Comentario editorial:

Cartagena y el renovado compromiso de la RIADIS

Durante cuatro días, el grupo de latinoamericanas y latinoamericanos que constituimos la RIADIS, trabajamos, en Cartagena de Indias, Colombia, con dedicación, seriedad y entusiasmo en nuestra IV Conferencia Latinoamericana Julio Fretes Portillo.

La foto muestra a los nuevos integrantes de la Junta Directiva de la RIADIS
Descripción de la fotografía: La foto muestra a los nuevos integrantes de la Junta Directiva de la RIADIS, elegida en la IV Conferencia Latinoamericana Julio Fretes, en el momento en que son juramentados. De pie aparecen (de izquierda a derecha) Regina Atalla, Salam Gómez, Víctor Baute, Adelmo Bórquez, David López y Víctor Hugo León. Sentados: Rosa Lina Núñez, Facundo Chávez, Carolina Aguilar, Claudia Padilla y Ana Fisher.

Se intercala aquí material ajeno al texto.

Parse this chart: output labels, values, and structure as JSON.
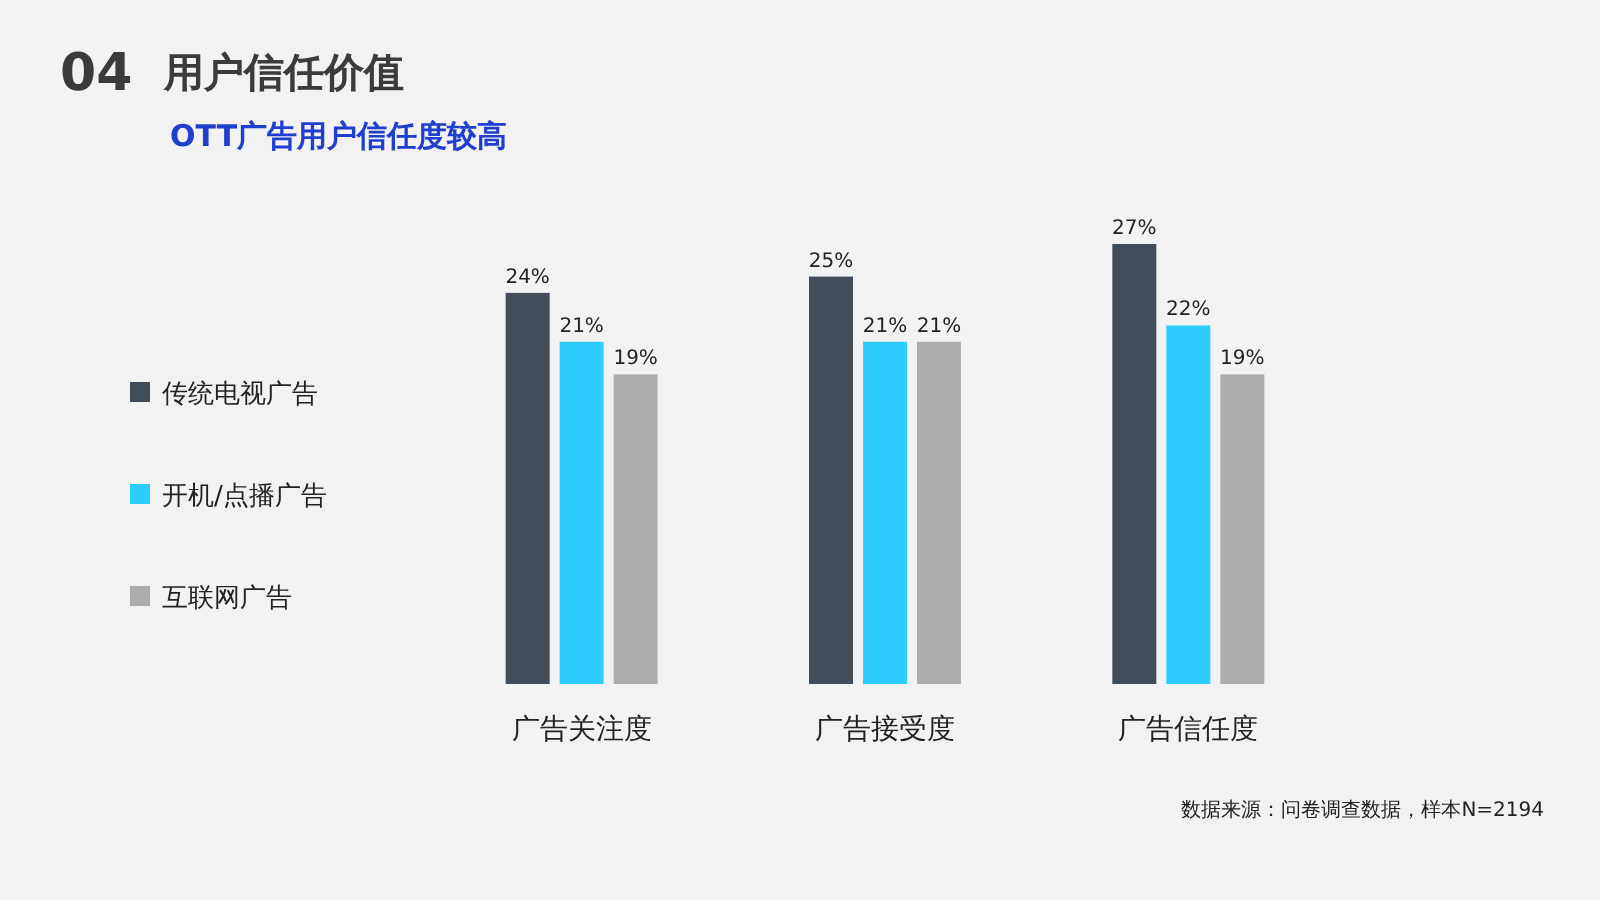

Cartagena fue una estación reflexiva para hacer el balance de lo realizado, corregir errores, proyectar las acciones venideras y elegir a las y los líderes que deben de conducir a esta activa red a un estadio más elevado de su desarrollo, tanto en lo orgánico como en su trabajo y proyección.

Una vez más la productiva democracia de la RIADIS hirvió con ideas nuevas, orientadas a desarrollar un trabajo cada vez más fecundo, eficaz y eficiente en la lucha por la vigencia de los derechos de las personas con discapacidad.

Nuestro cónclave, celebrado en esta perla del Caribe colombiano, se realizó en una coyuntura de luces y sombras.

Las luces se expresan a través de la aprobación de una buena Convención de Naciones Unidas (diciembre, 2006), tratado que tienen la marca indeleble de las personas con discapacidad y sus organizaciones propias, sintetizada en el grito: “Nada acerca de nosotros, sin nosotros”. Las lucen igualmente se manifiestan en la entrada en vigor internacional de la Convención, el 3 de mayo del 2008 y en el valioso hecho de que ya casi todos los países latinoamericanos convirtieron ese tratado del sistema universal, en ley nacional. Valga decir que este último y destacable logro mantiene a la región como líder en este campo y que la huella de la RIADIS está impresa en este avance.

La luz propia del desarrollo alcanzado por la red también da motivo para la esperanza y afirma los trabajos y acciones futuras.

Las sombras emergen en el escaso compromiso que aún exhiben los Gobiernos de nuestros países con la implementación del tratado y, en general, con los derechos de las personas con discapacidad. Se atisban cambios pero todavía se muestran tímidos e insuficientes. En este mismo sentido, es muy preocupante que los Gobiernos y la misma Organización de Estados Americanos (OEA), acordaran un Decenio de de las Américas por la Dignidad y los Derechos de las Personas con Discapacidad en junio del 2006 y cuando ya estamos cerca del 2010, no se observen acciones realmente relevantes, que muestren que el Programa de Acción del Decenio lo aprobaron para ser ejecutado y no para que se quede como otro acto fallido del alcance continental.

Igualmente las sombras aparecen cuando la crisis económica global toca las puertas de nuestros países y hace más graves los problemas económicos internos. Tan sombrío panorama tiende a traducirse en menos inversión social y debilitamiento de las políticas y programas sociales. Situaciones que van (o podría ir) en contra-vía con una consecuente y firme aplicación de disposiciones del tratado de la ONU, de la Convención de Guatemala y de otras normas e iniciativas, dirigidas a mejorar las condiciones de vida de las personas con discapacidad y sus familias.

En América Latina y El Caribe hay mucho que hacer para que haya avances efectivos en los derechos de las personas con discapacidad. De ello la RIADIS, es plenamente consciente. Los números de las desigualdades, de la exclusión social y la pobreza son más que elocuentes. Tal y como lo indica un reciente informe de la Comisión Económica-Social para la América Latina (CEPAL), en un mundo donde impera la desigualdad, nuestra región es la más desigual del planeta; hecho que se expresa en los 180 millones de latinoamericanos azotados por el flagelo de la pobreza y los 71 millones de indigentes, que sobreviven en medio de la indignidad y la miseria.

Es seguro que en ese extendido contingente de pobres e indigentes hay un número desproporcionado de personas con discapacidad.

En medio de estas luces y sombras, la RIADIS ha trabajado y trabajará con tesón para mejorar las cosas para los casi 90 millones de personas con discapacidad, que habitan nuestra región.

Tal fue el compromiso al nacer la red, en Caracas, el 17 de octubre del 2002. Tal es la trayectoria y acciones que hemos impulsado desde esa fecha señera hasta el presente. Y ese es el compromiso que emerge firme, seguro e inteligente de la Conferencia de Cartagena.